The team at OPD agreed that each client would be allocated $100 in cash or goods, depending on their situation. They felt it was important that clients maintain their self-determination to choose the items they needed most, but thought that providing $100 worth of goods would be more beneficial for home-bound clients who cannot grocery shop or pick up their own prescriptions, as well as for recovering clients who may be tempted to fall back into substance abuse if they have the financial opportunity to do so. They then developed a method for measuring client vulnerability, giving different weight to different questions, such as whether a client is unemployed, elderly, has a respiratory health issue, does or does not receive government aid, etc. These questions were cumulatively scored so that the OPD team could prioritize which clients receive funds first. Each client advocate staff would submit a Google Form on behalf of each client, which would populate into a spreadsheet that measured this client vulnerability score.

Currently, the main task for the OPD team is to continue fundraising and to maintain the project by keeping a diligent record of receipts for funds and goods distributed, coordinating the distribution for each client that passes through our project, and looking into possible partner/sponsor organizations to secure in-kind donations.

To date the OPD team has raised over $10,000 for their CSD emergency relief fund. They’ve been able to provide assistance to every client submitted by a client advocate staff member, as well as pass funds to the attorneys in the office to provide assistance to clients who have public defenders but do not have a client advocate or social workers assigned to them. OPD is currently hoping to provide a second round of assistance, distributing an additional $100 to clients who have already received funds, as they’ll likely need another round of groceries after two weeks or so. OPD Is also expecting a major in-kind donation in the next several weeks of 6,000 bars of soap for both their clients in jail and their out-of-custody clients. OPD’s long-term goal after the COVID-19 crisis passes is to have a robust small-favors fund to support clients with bus passes, job interview clothes, IDs, deodorant, etc.

In addition to the immediate needs relief fund, OPD is also working to get local churches and faith leaders involved in their campaign to advocate for all incarcerated people during the COVID-19 crisis.
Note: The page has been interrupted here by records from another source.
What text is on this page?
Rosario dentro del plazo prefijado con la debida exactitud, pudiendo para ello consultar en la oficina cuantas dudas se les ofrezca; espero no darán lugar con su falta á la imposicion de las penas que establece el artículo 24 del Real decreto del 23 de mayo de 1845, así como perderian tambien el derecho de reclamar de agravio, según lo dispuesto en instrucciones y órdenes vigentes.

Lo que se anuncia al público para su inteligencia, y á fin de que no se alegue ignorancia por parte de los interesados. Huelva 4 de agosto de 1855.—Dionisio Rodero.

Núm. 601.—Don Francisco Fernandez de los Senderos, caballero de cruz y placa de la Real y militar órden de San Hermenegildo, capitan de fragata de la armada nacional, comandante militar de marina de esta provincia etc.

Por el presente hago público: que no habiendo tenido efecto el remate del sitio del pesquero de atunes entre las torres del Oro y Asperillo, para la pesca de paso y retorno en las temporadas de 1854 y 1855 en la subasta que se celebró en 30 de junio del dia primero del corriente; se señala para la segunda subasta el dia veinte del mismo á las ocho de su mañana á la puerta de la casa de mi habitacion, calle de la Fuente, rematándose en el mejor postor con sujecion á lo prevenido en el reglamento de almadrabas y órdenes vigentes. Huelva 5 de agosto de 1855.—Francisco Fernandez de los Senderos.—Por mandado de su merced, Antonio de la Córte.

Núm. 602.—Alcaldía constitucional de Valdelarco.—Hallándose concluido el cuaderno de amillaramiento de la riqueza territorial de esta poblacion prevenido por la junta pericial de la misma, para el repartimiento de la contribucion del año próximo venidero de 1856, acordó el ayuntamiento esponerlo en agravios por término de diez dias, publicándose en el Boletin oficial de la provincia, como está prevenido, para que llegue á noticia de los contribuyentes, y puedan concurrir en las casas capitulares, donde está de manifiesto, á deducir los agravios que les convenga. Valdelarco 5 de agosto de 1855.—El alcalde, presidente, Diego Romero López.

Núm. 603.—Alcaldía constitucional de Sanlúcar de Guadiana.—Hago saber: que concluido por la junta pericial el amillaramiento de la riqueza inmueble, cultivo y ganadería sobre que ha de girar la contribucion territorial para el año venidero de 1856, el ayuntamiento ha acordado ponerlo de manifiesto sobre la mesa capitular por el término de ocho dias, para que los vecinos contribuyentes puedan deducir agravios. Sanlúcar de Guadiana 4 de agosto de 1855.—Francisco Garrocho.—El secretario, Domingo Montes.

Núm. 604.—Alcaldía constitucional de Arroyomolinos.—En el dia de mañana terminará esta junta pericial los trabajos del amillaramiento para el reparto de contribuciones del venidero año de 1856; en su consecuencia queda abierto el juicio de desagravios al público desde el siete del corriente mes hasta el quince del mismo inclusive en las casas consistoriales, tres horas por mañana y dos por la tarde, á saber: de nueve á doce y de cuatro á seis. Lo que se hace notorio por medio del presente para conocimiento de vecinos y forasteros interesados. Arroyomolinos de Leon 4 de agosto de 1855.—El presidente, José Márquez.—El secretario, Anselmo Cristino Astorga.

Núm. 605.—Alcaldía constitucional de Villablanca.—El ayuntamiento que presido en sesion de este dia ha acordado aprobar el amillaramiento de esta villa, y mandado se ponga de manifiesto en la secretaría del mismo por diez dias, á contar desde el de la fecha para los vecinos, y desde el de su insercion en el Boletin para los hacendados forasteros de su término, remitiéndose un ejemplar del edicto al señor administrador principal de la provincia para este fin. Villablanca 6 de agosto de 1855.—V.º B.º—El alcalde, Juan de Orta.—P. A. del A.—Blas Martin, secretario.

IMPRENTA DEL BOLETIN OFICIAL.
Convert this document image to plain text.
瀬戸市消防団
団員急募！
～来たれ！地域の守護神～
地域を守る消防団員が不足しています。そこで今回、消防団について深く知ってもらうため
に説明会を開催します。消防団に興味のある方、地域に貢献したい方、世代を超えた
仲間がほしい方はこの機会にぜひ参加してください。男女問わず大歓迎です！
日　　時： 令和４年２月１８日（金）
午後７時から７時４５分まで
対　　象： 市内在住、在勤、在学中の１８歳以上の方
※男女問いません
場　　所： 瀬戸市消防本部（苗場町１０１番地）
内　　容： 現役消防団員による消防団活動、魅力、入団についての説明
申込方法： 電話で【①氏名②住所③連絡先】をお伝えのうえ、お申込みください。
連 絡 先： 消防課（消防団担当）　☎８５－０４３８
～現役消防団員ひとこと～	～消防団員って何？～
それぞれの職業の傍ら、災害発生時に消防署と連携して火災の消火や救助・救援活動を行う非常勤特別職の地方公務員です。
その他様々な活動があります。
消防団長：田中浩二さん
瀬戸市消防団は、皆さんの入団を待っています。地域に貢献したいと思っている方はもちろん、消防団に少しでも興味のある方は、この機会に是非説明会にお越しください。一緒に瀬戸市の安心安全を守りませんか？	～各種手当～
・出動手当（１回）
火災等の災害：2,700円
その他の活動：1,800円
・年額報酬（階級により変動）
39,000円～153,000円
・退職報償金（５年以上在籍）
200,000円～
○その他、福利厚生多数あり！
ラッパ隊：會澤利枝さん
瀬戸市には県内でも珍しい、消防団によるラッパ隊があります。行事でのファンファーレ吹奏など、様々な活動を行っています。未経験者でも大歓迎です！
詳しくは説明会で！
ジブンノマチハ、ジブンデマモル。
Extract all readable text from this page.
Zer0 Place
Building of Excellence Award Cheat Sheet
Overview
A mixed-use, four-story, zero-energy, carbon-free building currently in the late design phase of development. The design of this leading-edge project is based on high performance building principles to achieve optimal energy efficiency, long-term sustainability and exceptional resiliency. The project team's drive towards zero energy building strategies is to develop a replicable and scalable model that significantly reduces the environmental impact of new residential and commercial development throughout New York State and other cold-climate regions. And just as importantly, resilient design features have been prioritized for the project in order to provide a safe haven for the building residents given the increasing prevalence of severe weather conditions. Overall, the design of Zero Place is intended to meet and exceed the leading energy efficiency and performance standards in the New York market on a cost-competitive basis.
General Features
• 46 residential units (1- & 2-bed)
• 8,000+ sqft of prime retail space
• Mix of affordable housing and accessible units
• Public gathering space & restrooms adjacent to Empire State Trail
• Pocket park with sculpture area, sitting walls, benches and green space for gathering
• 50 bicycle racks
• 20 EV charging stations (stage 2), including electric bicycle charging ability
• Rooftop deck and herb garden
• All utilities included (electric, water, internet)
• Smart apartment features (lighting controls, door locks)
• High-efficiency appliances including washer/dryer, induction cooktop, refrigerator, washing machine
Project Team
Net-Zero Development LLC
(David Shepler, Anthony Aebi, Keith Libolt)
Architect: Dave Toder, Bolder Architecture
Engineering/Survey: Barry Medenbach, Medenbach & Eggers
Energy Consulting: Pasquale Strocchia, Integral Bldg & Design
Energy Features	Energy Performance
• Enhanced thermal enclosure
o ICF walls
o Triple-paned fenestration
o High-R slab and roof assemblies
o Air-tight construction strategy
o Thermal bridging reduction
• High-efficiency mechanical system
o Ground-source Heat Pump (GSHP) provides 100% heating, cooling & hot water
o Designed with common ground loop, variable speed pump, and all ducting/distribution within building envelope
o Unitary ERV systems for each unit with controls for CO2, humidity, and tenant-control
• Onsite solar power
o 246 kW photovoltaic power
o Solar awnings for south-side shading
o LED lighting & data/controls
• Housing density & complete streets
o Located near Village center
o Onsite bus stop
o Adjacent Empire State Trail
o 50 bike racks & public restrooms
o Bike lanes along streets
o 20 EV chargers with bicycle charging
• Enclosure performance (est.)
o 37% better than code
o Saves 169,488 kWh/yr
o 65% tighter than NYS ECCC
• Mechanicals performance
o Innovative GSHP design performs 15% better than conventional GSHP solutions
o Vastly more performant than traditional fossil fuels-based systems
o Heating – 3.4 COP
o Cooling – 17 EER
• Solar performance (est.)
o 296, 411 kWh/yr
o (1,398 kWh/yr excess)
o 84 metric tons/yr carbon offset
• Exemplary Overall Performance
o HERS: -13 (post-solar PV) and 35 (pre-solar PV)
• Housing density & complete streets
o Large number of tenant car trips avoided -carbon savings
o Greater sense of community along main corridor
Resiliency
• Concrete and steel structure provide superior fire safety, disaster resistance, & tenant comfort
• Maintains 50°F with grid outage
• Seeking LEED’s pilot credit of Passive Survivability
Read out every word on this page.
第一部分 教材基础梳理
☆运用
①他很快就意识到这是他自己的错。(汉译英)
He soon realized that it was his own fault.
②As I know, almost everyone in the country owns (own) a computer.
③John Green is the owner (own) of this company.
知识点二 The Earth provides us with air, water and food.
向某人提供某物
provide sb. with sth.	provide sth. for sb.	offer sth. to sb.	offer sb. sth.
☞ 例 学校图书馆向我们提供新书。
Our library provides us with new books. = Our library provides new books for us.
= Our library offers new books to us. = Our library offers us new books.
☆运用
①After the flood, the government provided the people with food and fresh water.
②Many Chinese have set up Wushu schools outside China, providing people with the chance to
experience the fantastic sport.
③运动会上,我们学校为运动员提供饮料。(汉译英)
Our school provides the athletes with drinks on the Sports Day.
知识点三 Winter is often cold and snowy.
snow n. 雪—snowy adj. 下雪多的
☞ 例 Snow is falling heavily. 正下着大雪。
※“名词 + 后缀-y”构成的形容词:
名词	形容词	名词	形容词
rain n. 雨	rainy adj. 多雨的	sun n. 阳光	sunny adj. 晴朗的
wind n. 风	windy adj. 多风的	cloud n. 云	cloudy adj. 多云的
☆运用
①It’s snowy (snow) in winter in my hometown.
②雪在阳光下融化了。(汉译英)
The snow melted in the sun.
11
To initiate this project, Wan Qi, reached out to all the faith leaders that OPD had any history of positive contact with. She also attended local faith-based community meetings to educate attendees on the campaign and to strengthen OPD’s relationships in those arenas. In the coming weeks, Wan Qi plans to connect several additional faith leaders to those meetings to help connect their faith and justice work more robustly. She will also begin making initial asks for faith leaders to signal-boost OPD’s campaign to their congregations and will begin outreach to  faith leaders that OPD does not have relationships with to begin and maintain a long-term partnership. 

So far, the campaign is in far too early a stage to document results. OPD will not exactly know the effects of having church congregations join in our campaign re: COVID-19, but getting these stakeholders involved may have significant longer term impact – churches feeling further emboldened to take action around issues they care about, and a long-term strengthening of our faith outreach as an office which may serve to pressure political reform driven by the how many people in the voting constituency that support criminal justice reform.